Francesca Martinez's searing indictment of the treatment of people with disabilities
Sure, they divert us, amuse us, surprise us, but the shadows are gone when the sun goes down, yesterday consigned to the past, the new day dawns ready for new ideas, new plays, new actors. But sometimes theatre bares its teeth, reminding you of its power to reach deep into your heart and soul, the shadows not blinked away so easily - such is the case with All Of Us.
Jess is a therapist administering talking cures for those who "checked the cooker was off 32 times before I left the house today" (I'm down to twice - usually). Lockdown exacerbated problems like her patient's, Rita, whose OCD and anxiety worsened significantly under its strictures. Later, we're reminded that Covid was (and is) a much more brutal enemy for people with disabilities than for those without, those left not so much comforted as discomfited (and more) by politicians' complacent talk of the disease's worst impacts being confined to those with 'pre-existing conditions'.

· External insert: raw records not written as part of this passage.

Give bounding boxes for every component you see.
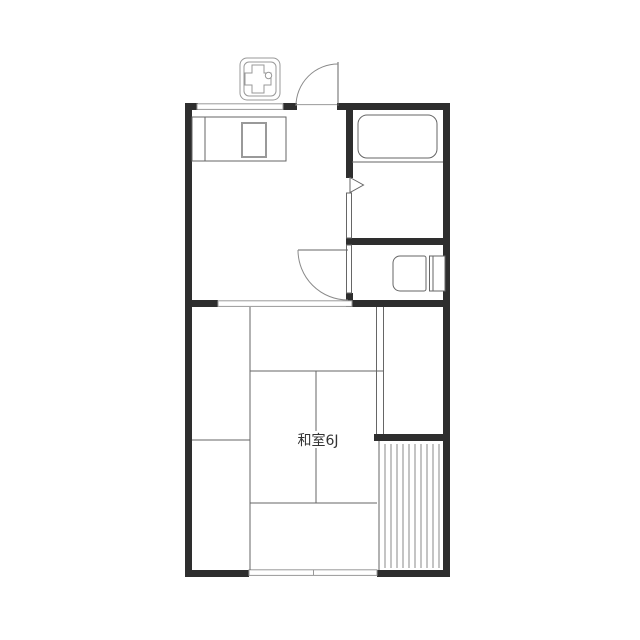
- partition-bath-thin: [347, 193, 352, 238]
- toilet-door-swing-arc: [298, 250, 348, 300]
- room-label-tatami: 和室6J: [297, 432, 338, 449]
- wall-right: [443, 103, 450, 577]
- wall-divider-left: [185, 300, 218, 307]
- kitchen-counter: [192, 117, 286, 161]
- wall-bottom-right: [377, 570, 450, 577]
- counter-outline: [192, 117, 286, 161]
- wall-balcony-top: [374, 434, 443, 441]
- balcony: [379, 441, 439, 570]
- bathroom-door: [350, 178, 364, 193]
- toilet: [393, 256, 445, 291]
- partition-toilet-thin: [347, 245, 352, 293]
- closet-sliding-door: [377, 307, 384, 434]
- kitchen-window: [197, 104, 283, 110]
- kitchen-sink: [242, 123, 266, 157]
- wall-bath-left: [346, 103, 353, 178]
- bathtub: [358, 115, 437, 158]
- balcony-hatch-lines: [385, 444, 439, 568]
- toilet-door: [298, 250, 348, 300]
- wall-top-left: [185, 103, 198, 110]
- tatami-room-label-group: 和室6J: [292, 431, 344, 449]
- wall-top-right: [337, 103, 450, 110]
- bathroom-door-triangle: [350, 178, 364, 193]
- entrance-door-swing-arc: [296, 64, 338, 106]
- tatami-mat-lines: [192, 307, 377, 570]
- toilet-bowl: [393, 256, 426, 291]
- toilet-tank: [430, 256, 446, 291]
- wall-divider-right: [352, 300, 450, 307]
- gas-stove-icon: [240, 58, 280, 100]
- wall-top-mid: [283, 103, 297, 110]
- bathroom: [352, 115, 443, 162]
- exterior-wall: [185, 103, 450, 577]
- wall-bath-toilet: [346, 238, 450, 245]
- tatami-sliding-door: [218, 301, 352, 307]
- floor-plan-canvas: 和室6J: [0, 0, 640, 640]
- wall-bottom-left: [185, 570, 249, 577]
- wall-left: [185, 103, 192, 577]
- entrance-door: [296, 62, 338, 106]
- floor-plan: 和室6J: [0, 0, 640, 640]
- stove-knob-circle: [265, 72, 271, 78]
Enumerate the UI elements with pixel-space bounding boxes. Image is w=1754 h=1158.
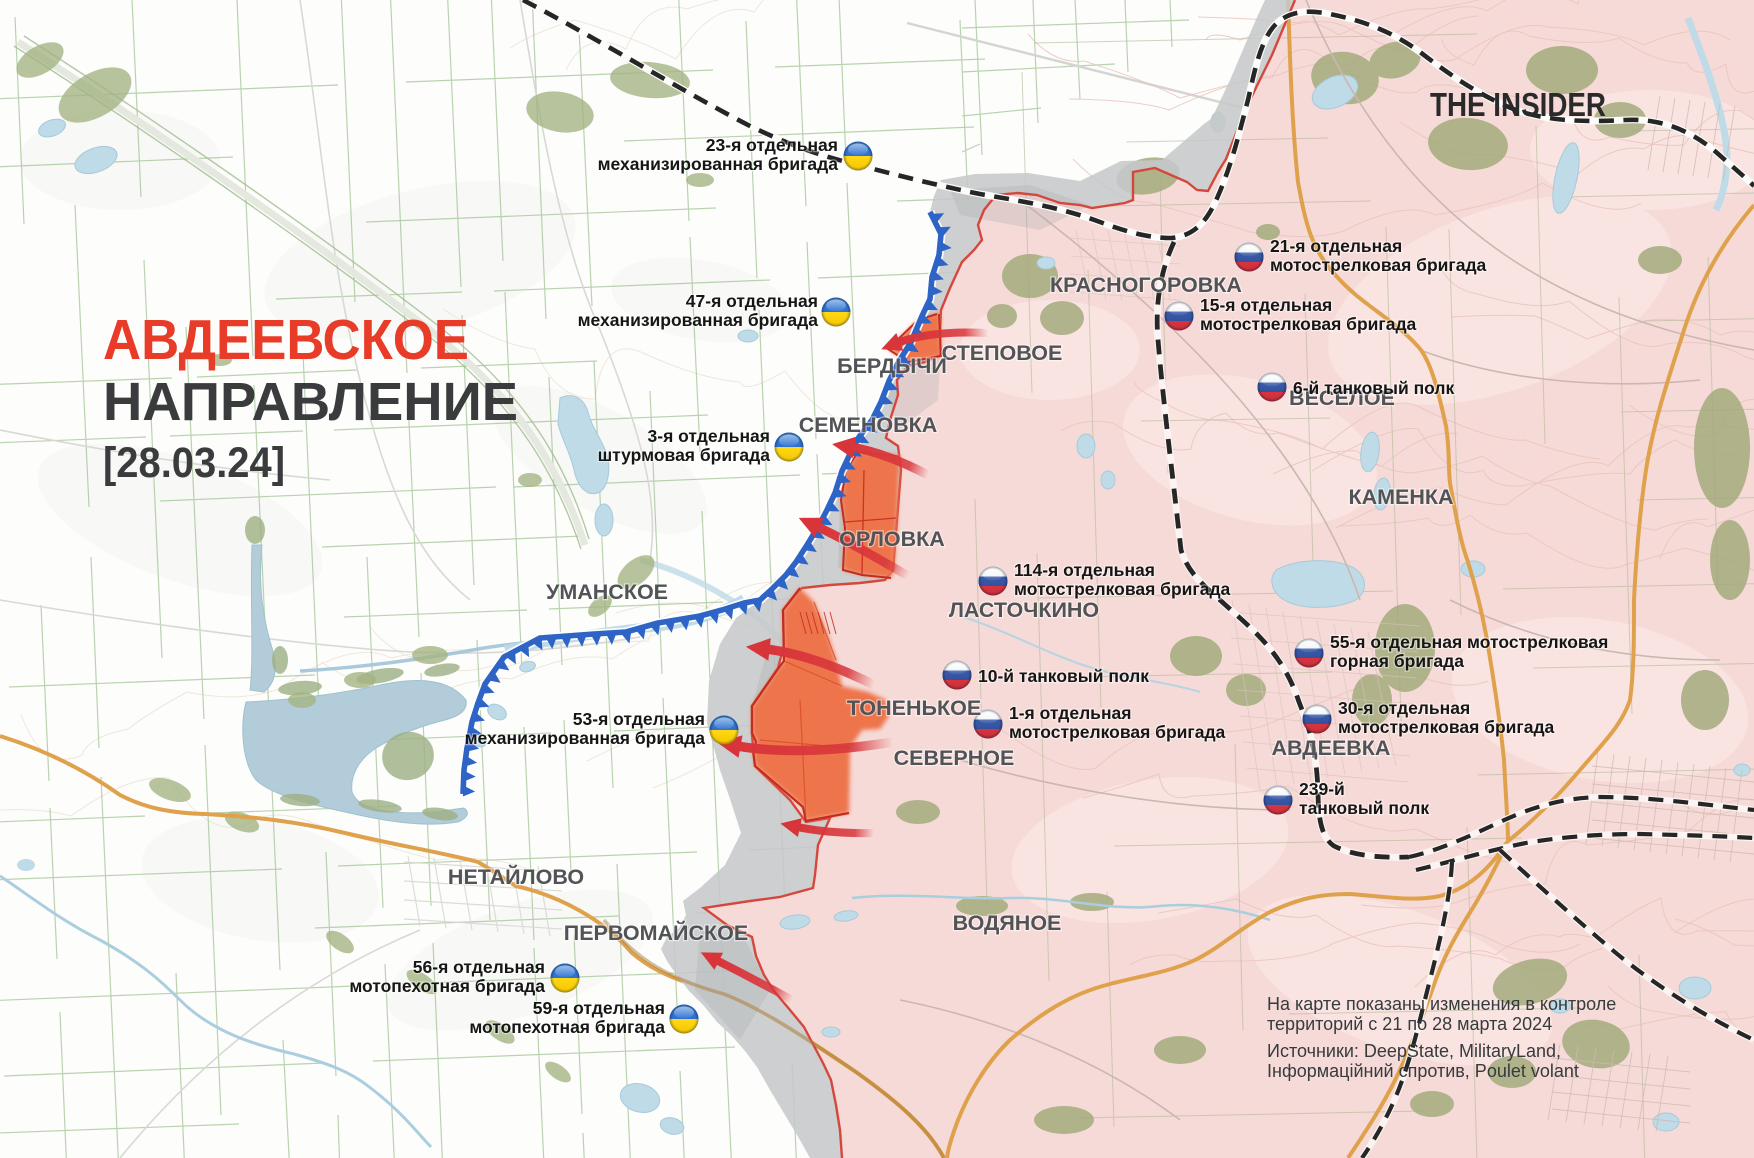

Jess wobbles. Her cerebral palsy makes it impossible to do up buttons - and, if you can't do up buttons, there's plenty more you can't do either. But there's plenty you can do - you just need a hand with the dressing, with the cooking, with the transport etc and then the wobbling fades into the background. Difficulties are consequences not of the wobbling, but of the buttons - because the world is set up for those who do not wobble, it has to be made afresh, sometimes minute by minute, by those who do wobble - but, with a bit of help, it's not impossible.
Poppy is 21 years old, loud and lairy like lots of 21 year-olds, smokes a bit, drinks a bit and has Tinder sex a bit, living life with the fast-forward buttons pressed down - we all did then didn't we? She is in a chair because the world is not set up for girls as short as her - like Jess, she also needs that bit of help - but it's not impossible.
Aidan finds solace in the bottle, his childhood traumas crowding out his adult life, his intelligence and generosity hidden behind a carapace of cynical wit that he uses to retain the comfort of his miserable disengagement. He resents the time he is obliged to spend with the wobbly therapist, but he's too smart not to see that there's another life beyond the bottle, that, with a bit of help, it's not impossible.
Francesca Martinez, who wrote the play and wobbles on stage as the fiercely independent Jess, creates people we know (there's a Polish cleaner, an insensitive doctor, an ideologically driven MP and plenty more) and they're warm, funny and vulnerable - just like anyone else. Some are disabled.
Francesca Mills is fantastic as the flirtatious, potty-mouthed short girl so full of life she could be called Popping not Poppy, the energy bursting out of her. Bryan Dick lends recovering alcoholic Aidan a damaged charm, a bitterness that will never leave, but can be managed with some oranges and some love.
Michael Gould chills as the MP, slick in delivery, reasonable in explaining how his government is reforming welfare services in a common sense way, but reluctant to face the consequences when they present as people not statistics, people who need a bit of help.
And then those bits of help are withdrawn.
Gone is the dignity anyone should be afforded as a baseline of life - your heart breaks for Poppy. Gone is the opportunity for Jess to define oneself as a therapist who wobbles and she's left with just the wobbles because she can't get to the surgery any more.
The world becomes a set of insurmountable obstacles that austerity has raised, our charming, ordinary, decent people whom we have come to root for excluded as effectively as if they were locked in a cage. This is what is going on behind the closed doors we walk past on the way to the shops, this is the reality behind the rhetoric, this is what we have chosen to do, with eyes wide open, repeatedly at the ballot box, the empathy gap not so much hidden by politicians these days as celebrated. The problem is, as the play's title suggests, one for all of us.
Martinez is a comedian and can write and deliver a laugh line beautifully - one was as unexpected and funny as I can remember hearing in a theatre. She can also create characters with whom we want to spend time - a long play zips by. Director, Ian Rickson, keeps the pace high too, short scenes giving us insights into lives that seem, initially anyway, distant from our own, but the lived experiences portrayed on stage soon coalesce and find a place in our own lives. Differences, as ever, collapse when the commonality of humanity is explored.
And I felt, if not quite ashamed, then certainly shaken. I had, in my own ableist world, become compassion-fatigued by radio phone-ins in which people talked of their mental health problems, of worthy pieces in The Guardian detailing changes to Personal Independence Payment assessments, of advocates explaining the impact of austerity and its cuts to social services. It felt overwhelming, only pieces like Rory Kinnear's account of his sister Karina's death from Covid in May 2020 cutting through the background noise. "Well I didn't vote for the bastards" was my Get Out Of Jail Free card.
But All Of Us harnesses theatre's unique power to affect the emotions viscerally, to shake the complacency out of us, to upset us and anger us. Martinez's play does that and powerfully so. If the second half turns a little heavy-handed with overt politics, it's worth remembering that what we learned in the first - that we have made collective choices that mean that some people's dignity requires that bit of help and then we took it away.
Tell me again that we can't afford it and I think I'll scream.